U.S. Defense Secretary James Mattis has informed the American Congress that his department intends to return the Bells of Balangiga at a still unspecified date to its Southeast Asian ally, the American embassy said on Saturday.

This comes following the signing of the U.S. National Defense Authorization Act in 2018, giving the defense secretary the chief authority to return the bells. Mattis reportedly signed the documents favoring the return of the bells last week.

“We've received assurances that the bells will be returned to the Catholic Church and treated with the respect and honor they deserve,” said Trude Raizen, the embassy’s deputy press attaché.

"We are aware that the bells of Balangiga have deep significance for a number of people, both in the United States and in the Philippines,” she said.

The news was welcomed by historians and the people of Balangiga, who have been actively pursuing the bells’ return for years.

Manila has been informed of the development, calling it a “welcome development” that would serve to improve bilateral relations, which has been strained by President Rodrigo Duterte’s frequent verbal attacks against the US.

“We welcome this development as we look forward to continue working with the United States government in paving the way for the return of the bells to the Philippines,” presidential spokesman Harry Roque said on Sunday.

When Duterte became president two years ago, he had signaled a diplomatic policy shift as he forged closer ties with Washington’s traditional rivals China and Russia.

He had also cursed former U.S. President Barrack Obama and warned that he would kick out all American troops serving as consultants in Philippine bases.

But his stand softened when Donald Trump succeeded Obama, and local officials said the bells were among the topics briefly discussed when the two leaders met last year on the sidelines of a regional conference in Manila.

American forces had also provided intelligence support – a much-needed military boost that Duterte had appreciated – that helped Filipino forces defeat Islamic State extremists who had taken over the southern Philippine city of Marawi.

Prior to that, Duterte had frequently used examples of past U.S. cruelty, including the massacre of Filipino Muslims in the south during Washington’s pacification campaign more than 100 years ago.

He had also reminded America that U.S. troops in 1901 were sent to the town of Balangiga to avenge the death of some 48 men killed in an attack on a U.S. garrison by Filipino soldiers.

“In retaliation, U.S. gunboats and patrols were sent to Balangiga, Samar, with the order to make a desert of Balangiga and to reduce Samar into an island of howling wilderness, where every male citizen from the age of 10 and above, and capable of bearing arms, would be put to death,” Duterte said last year during an address to Congress in July.

“The church bells of Balangiga were seized by the Americans as spoils of war,” he said.

But those bells should serve to remind Filipinos that their forebears resisted the American colonizers, he said.

“Give us back those Balangiga bells. They are ours. They belong to the Philippines.
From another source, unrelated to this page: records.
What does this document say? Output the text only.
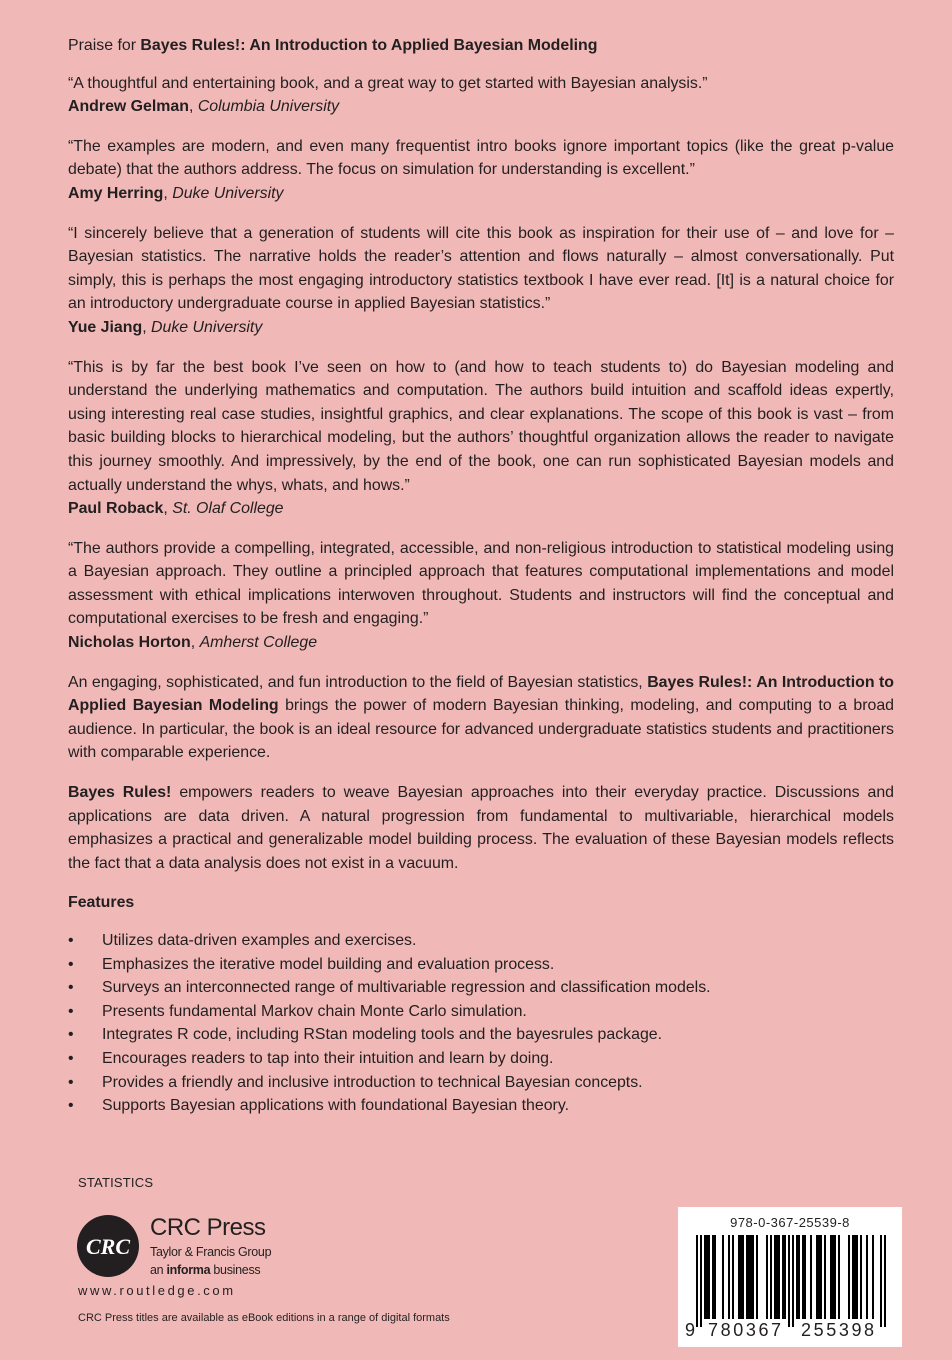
Praise for Bayes Rules!: An Introduction to Applied Bayesian Modeling

“A thoughtful and entertaining book, and a great way to get started with Bayesian analysis.”

Andrew Gelman, Columbia University

“The examples are modern, and even many frequentist intro books ignore important topics (like the great p-value debate) that the authors address. The focus on simulation for understanding is excellent.”

Amy Herring, Duke University

“I sincerely believe that a generation of students will cite this book as inspiration for their use of – and love for – Bayesian statistics. The narrative holds the reader’s attention and flows naturally – almost conversationally. Put simply, this is perhaps the most engaging introductory statistics textbook I have ever read. [It] is a natural choice for an introductory undergraduate course in applied Bayesian statistics.”

Yue Jiang, Duke University

“This is by far the best book I’ve seen on how to (and how to teach students to) do Bayesian modeling and understand the underlying mathematics and computation. The authors build intuition and scaffold ideas expertly, using interesting real case studies, insightful graphics, and clear explanations. The scope of this book is vast – from basic building blocks to hierarchical modeling, but the authors’ thoughtful organization allows the reader to navigate this journey smoothly. And impressively, by the end of the book, one can run sophisticated Bayesian models and actually understand the whys, whats, and hows.”

Paul Roback, St. Olaf College

“The authors provide a compelling, integrated, accessible, and non-religious introduction to statistical modeling using a Bayesian approach. They outline a principled approach that features computational implementations and model assessment with ethical implications interwoven throughout. Students and instructors will find the conceptual and computational exercises to be fresh and engaging.”

Nicholas Horton, Amherst College

An engaging, sophisticated, and fun introduction to the field of Bayesian statistics, Bayes Rules!: An Introduction to Applied Bayesian Modeling brings the power of modern Bayesian thinking, modeling, and computing to a broad audience. In particular, the book is an ideal resource for advanced undergraduate statistics students and practitioners with comparable experience.

Bayes Rules! empowers readers to weave Bayesian approaches into their everyday practice. Discussions and applications are data driven. A natural progression from fundamental to multivariable, hierarchical models emphasizes a practical and generalizable model building process. The evaluation of these Bayesian models reflects the fact that a data analysis does not exist in a vacuum.

Features

• Utilizes data-driven examples and exercises.
• Emphasizes the iterative model building and evaluation process.
• Surveys an interconnected range of multivariable regression and classification models.
• Presents fundamental Markov chain Monte Carlo simulation.
• Integrates R code, including RStan modeling tools and the bayesrules package.
• Encourages readers to tap into their intuition and learn by doing.
• Provides a friendly and inclusive introduction to technical Bayesian concepts.
• Supports Bayesian applications with foundational Bayesian theory.
STATISTICS
CRC
CRC Press
Taylor & Francis Group
an informa business
www.routledge.com
CRC Press titles are available as eBook editions in a range of digital formats
978-0-367-25539-8
9 780367 255398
They are part of our national heritage,” Duterte said. “You should return them.”

‘Major breakthrough and victory’

Local historian Rolando Borrinaga, who has been working with descendants of those who survived the fighting, said he considered it a “major breakthrough and victory.”
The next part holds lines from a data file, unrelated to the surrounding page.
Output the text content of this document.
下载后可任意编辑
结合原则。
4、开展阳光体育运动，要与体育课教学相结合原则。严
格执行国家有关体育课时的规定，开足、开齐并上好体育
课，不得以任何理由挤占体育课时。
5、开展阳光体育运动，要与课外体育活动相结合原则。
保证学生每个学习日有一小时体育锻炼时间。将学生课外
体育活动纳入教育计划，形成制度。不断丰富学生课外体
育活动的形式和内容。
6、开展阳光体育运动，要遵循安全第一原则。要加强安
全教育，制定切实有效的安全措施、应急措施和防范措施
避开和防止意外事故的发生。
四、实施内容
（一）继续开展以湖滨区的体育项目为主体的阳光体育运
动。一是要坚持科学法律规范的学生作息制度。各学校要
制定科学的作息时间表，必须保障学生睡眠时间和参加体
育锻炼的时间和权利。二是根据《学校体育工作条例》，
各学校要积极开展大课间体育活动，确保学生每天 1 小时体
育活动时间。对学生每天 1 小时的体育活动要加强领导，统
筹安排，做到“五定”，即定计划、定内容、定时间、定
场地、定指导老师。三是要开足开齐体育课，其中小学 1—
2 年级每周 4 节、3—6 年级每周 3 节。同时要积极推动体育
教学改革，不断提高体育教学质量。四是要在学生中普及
But he said the concurrence of the U.S. Congress would need about three months, where new lobbying was needed.

“But I think the lobbying this time won’t be as bloody as the one for the inclusion of the provision of the Balangiga bells in the NDDA 2018 that was enacted into law in December,” he said.
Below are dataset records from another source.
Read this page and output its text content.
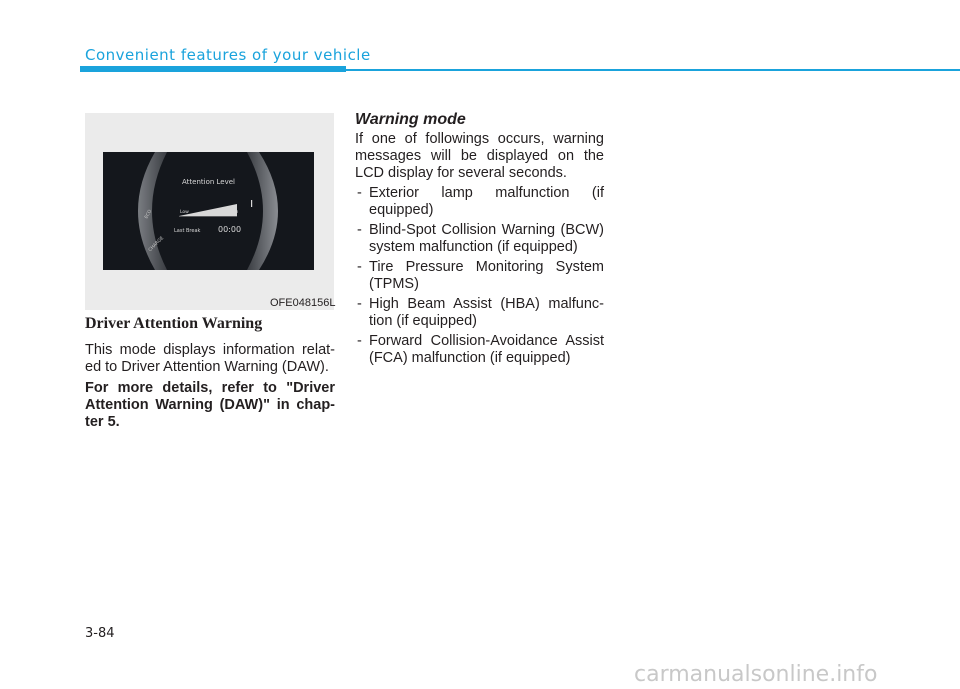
Convenient features of your vehicle
Attention Level
Low	High
Last Break 00:00
ECO
CHARGE
OFE048156L
Driver Attention Warning
This mode displays information relat-ed to Driver Attention Warning (DAW).
For more details, refer to "Driver Attention Warning (DAW)" in chap-ter 5.
Warning mode
If one of followings occurs, warning messages will be displayed on the LCD display for several seconds.
- Exterior lamp malfunction (if equipped)
- Blind-Spot Collision Warning (BCW) system malfunction (if equipped)
- Tire Pressure Monitoring System (TPMS)
- High Beam Assist (HBA) malfunc-tion (if equipped)
- Forward Collision-Avoidance Assist (FCA) malfunction (if equipped)
3-84
carmanualsonline.info
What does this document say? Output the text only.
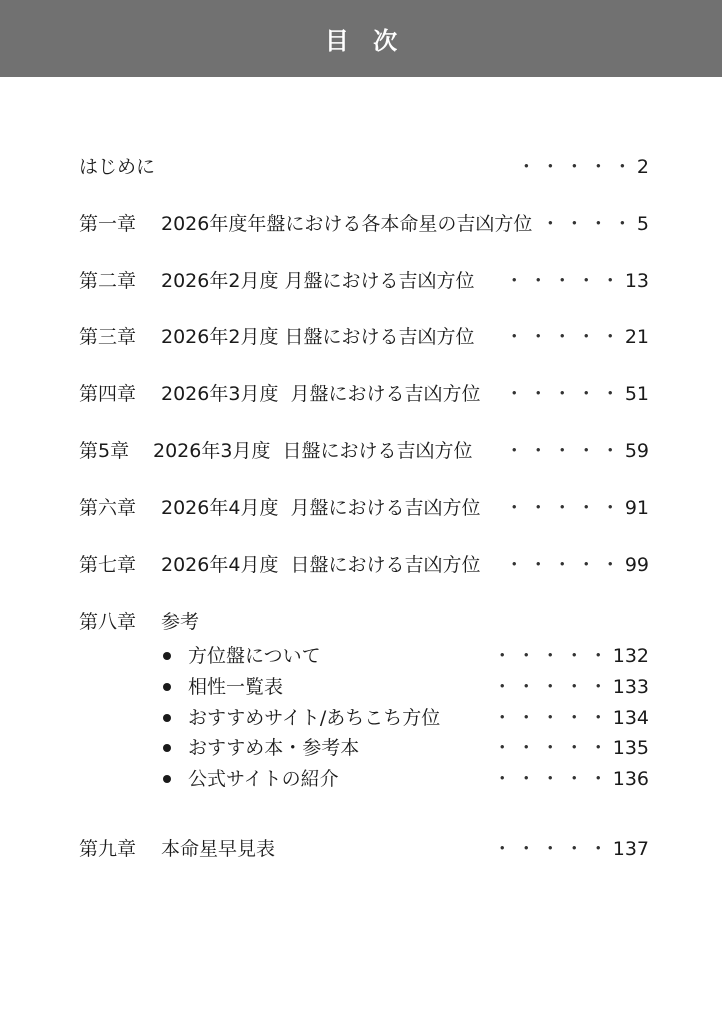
目 次
はじめに	・・・・・2
第一章 2026年度年盤における各本命星の吉凶方位 ・・・・5
第二章 2026年2月度 月盤における吉凶方位 ・・・・・13
第三章 2026年2月度 日盤における吉凶方位 ・・・・・21
第四章 2026年3月度  月盤における吉凶方位 ・・・・・51
第5章 2026年3月度  日盤における吉凶方位 ・・・・・59
第六章 2026年4月度  月盤における吉凶方位 ・・・・・91
第七章 2026年4月度  日盤における吉凶方位 ・・・・・99
第八章 参考
方位盤について	・・・・・132
相性一覧表	・・・・・133
おすすめサイト/あちこち方位	・・・・・134
おすすめ本・参考本	・・・・・135
公式サイトの紹介	・・・・・136
第九章 本命星早見表	・・・・・137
While Duterte’s actions may, at first glance, seem to have spurred the development, others pushing for the return of the bells may have actually complicated things.

Negotiations have been going on for the return of the bells prior to Duterte becoming the president, and his rants against the U.S. probably delayed the return of the bells.

“The supportive veterans, however, chose to ignore the political sideshow and pushed on, leading us to where we are now,” one source said.

The nationalist umbrella group Bells of Freedom lauded it as a positive step toward correcting what it called centuries of "historical injustices" perpetrated by U.S. forces.

"The United States should complete the correction of historical injustice committed against the Filipino people after the return of the bells by ensuring that all other war booties be properly returned to the Philippines," the group said in a statement.

Washington must also acknowledge its past war actions by "way of formally apologizing to the Filipino people,” it said. "Never again should another series of colonial wars of aggression be experienced in the country.”

Felipe Villamor in Manila contributed to this report.